When I heard disgraced Atlanta Falcons phenom Michael Vick utter those words before the cameras in his mea culpa moment just after pleading guilty to a federal dogfighting charge, I let out a primal scream of disbelief. Finding God -- like going to rehab -- seems to be the refuge of choice for celebrities on the wrong side of the law.
Sitting in a chair at Walls Barbershop a short time later, I paid close attention to the reactions of the black men there as the Vick story blared over the radio and that sound bite was played. A gentleman waiting for a haircut snickered. Before leaving, I asked him why he reacted the way he had.
"I'm skeptical," he said.
I'm thrilled not to be alone in not giving Vick a free pass. In the days leading up to Vick's dramatic moment Monday in Richmond, I was growing weary of many African Americans treating him as if he were the victim of an overzealous prosecutor. There were the demands to not rush to judgment. There were the reminders that in America everyone is innocent until proven guilty. And there was the creeping belief that Vick was being singled out because he was a black man who had grown so rich that the white man had to take him down.

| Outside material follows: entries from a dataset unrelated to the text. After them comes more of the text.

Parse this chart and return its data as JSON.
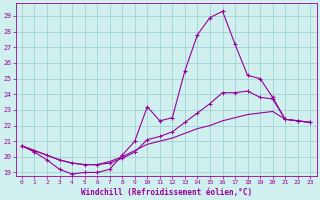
{
  "xlabel": "Windchill (Refroidissement éolien,°C)",
  "bg_color": "#cff0ee",
  "line_color": "#990099",
  "grid_color": "#99cccc",
  "xlim": [
    -0.5,
    23.5
  ],
  "ylim": [
    18.8,
    29.8
  ],
  "xticks": [
    0,
    1,
    2,
    3,
    4,
    5,
    6,
    7,
    8,
    9,
    10,
    11,
    12,
    13,
    14,
    15,
    16,
    17,
    18,
    19,
    20,
    21,
    22,
    23
  ],
  "yticks": [
    19,
    20,
    21,
    22,
    23,
    24,
    25,
    26,
    27,
    28,
    29
  ],
  "curve1": {
    "x": [
      0,
      1,
      2,
      3,
      4,
      5,
      6,
      7,
      8,
      9,
      10,
      11,
      12,
      13,
      14,
      15,
      16,
      17,
      18,
      19,
      20,
      21,
      22,
      23
    ],
    "y": [
      20.7,
      20.3,
      19.8,
      19.2,
      18.9,
      19.0,
      19.0,
      19.2,
      20.1,
      21.0,
      23.2,
      22.3,
      22.5,
      25.5,
      27.8,
      28.9,
      29.3,
      27.2,
      25.2,
      25.0,
      23.8,
      22.4,
      22.3,
      22.2
    ]
  },
  "curve2": {
    "x": [
      0,
      1,
      2,
      3,
      4,
      5,
      6,
      7,
      8,
      9,
      10,
      11,
      12,
      13,
      14,
      15,
      16,
      17,
      18,
      19,
      20,
      21,
      22,
      23
    ],
    "y": [
      20.7,
      20.4,
      20.1,
      19.8,
      19.6,
      19.5,
      19.5,
      19.6,
      19.9,
      20.3,
      21.1,
      21.3,
      21.6,
      22.2,
      22.8,
      23.4,
      24.1,
      24.1,
      24.2,
      23.8,
      23.7,
      22.4,
      22.3,
      22.2
    ]
  },
  "curve3": {
    "x": [
      0,
      1,
      2,
      3,
      4,
      5,
      6,
      7,
      8,
      9,
      10,
      11,
      12,
      13,
      14,
      15,
      16,
      17,
      18,
      19,
      20,
      21,
      22,
      23
    ],
    "y": [
      20.7,
      20.4,
      20.1,
      19.8,
      19.6,
      19.5,
      19.5,
      19.7,
      20.0,
      20.4,
      20.8,
      21.0,
      21.2,
      21.5,
      21.8,
      22.0,
      22.3,
      22.5,
      22.7,
      22.8,
      22.9,
      22.4,
      22.3,
      22.2
    ]
  }
}
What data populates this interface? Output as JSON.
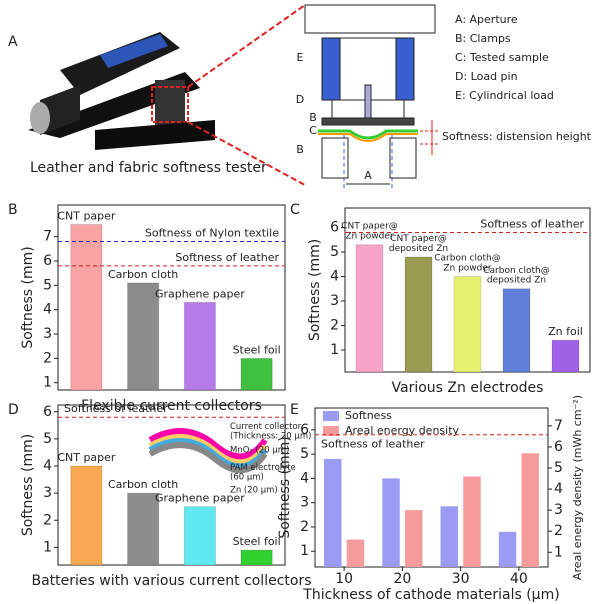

Have there been and will there be blacks disproportionately bearing the brunt of criminal prosecutions? Yes. But I refuse to circle my wagons to protect the likes of Michael Vick.
If there is a twinge of anger in that last sentence it's because, as a black man, I am angry -- at Vick and other black men of incredible talent who achieve enviable stature against the odds and then throw it all away. The 27-year-old quarterback in December 2004 signed a record 10-year contract worth $130 million. Yet all it took to snuff out his own career was a criminal dogfighting enterprise called "Bad Newz Kennels," which Vick financed and where he participated in cruelly snuffing out underperforming and losing pit bulls.
His guilty plea came after weeks of lying. He lied to Arthur Blank, the owner of the Falcons. He lied to National Football League Commissioner Roger Goodell. And he lied to the legion of fans who marveled at his prowess on the gridiron.
All that money. All that prestige. All that power to do good, to be a positive role model for black boys and men across the country. Black pride in action.
I should have known he wasn't cut out for such a lofty mission when he flipped the bird to booing fans at the Georgia Dome last season after the Falcons lost a game. But while Vick fell short, there are black heroes out there.
The father who comes home every night and provides for his family is a hero. The mother who works two jobs so her children can go to a better school or grow up in a better neighborhood is a hero. The grandparents who give their children and grandchildren a sense of self and worth and place in the world are heroes. But even heroes need someone to turn to. Someone of stature and character who will reinforce the view-- through words and actions -- that the path to success is paved with sacrifice, hard work, perseverance and a whole lot of gumption.
"I want to apologize to all the young kids out there for my immature acts, and, you know, what I did was, what I did was very immature, so that means I need to grow up," Vick said in a tone that did strike me as penitent. "I hope that every young kid out there . . . will use me as an example to using better judgment and making better decisions." That's a good first step on the road to redemption, but it will be a very long time before Vick claws his way back to respectability in my book. If ever.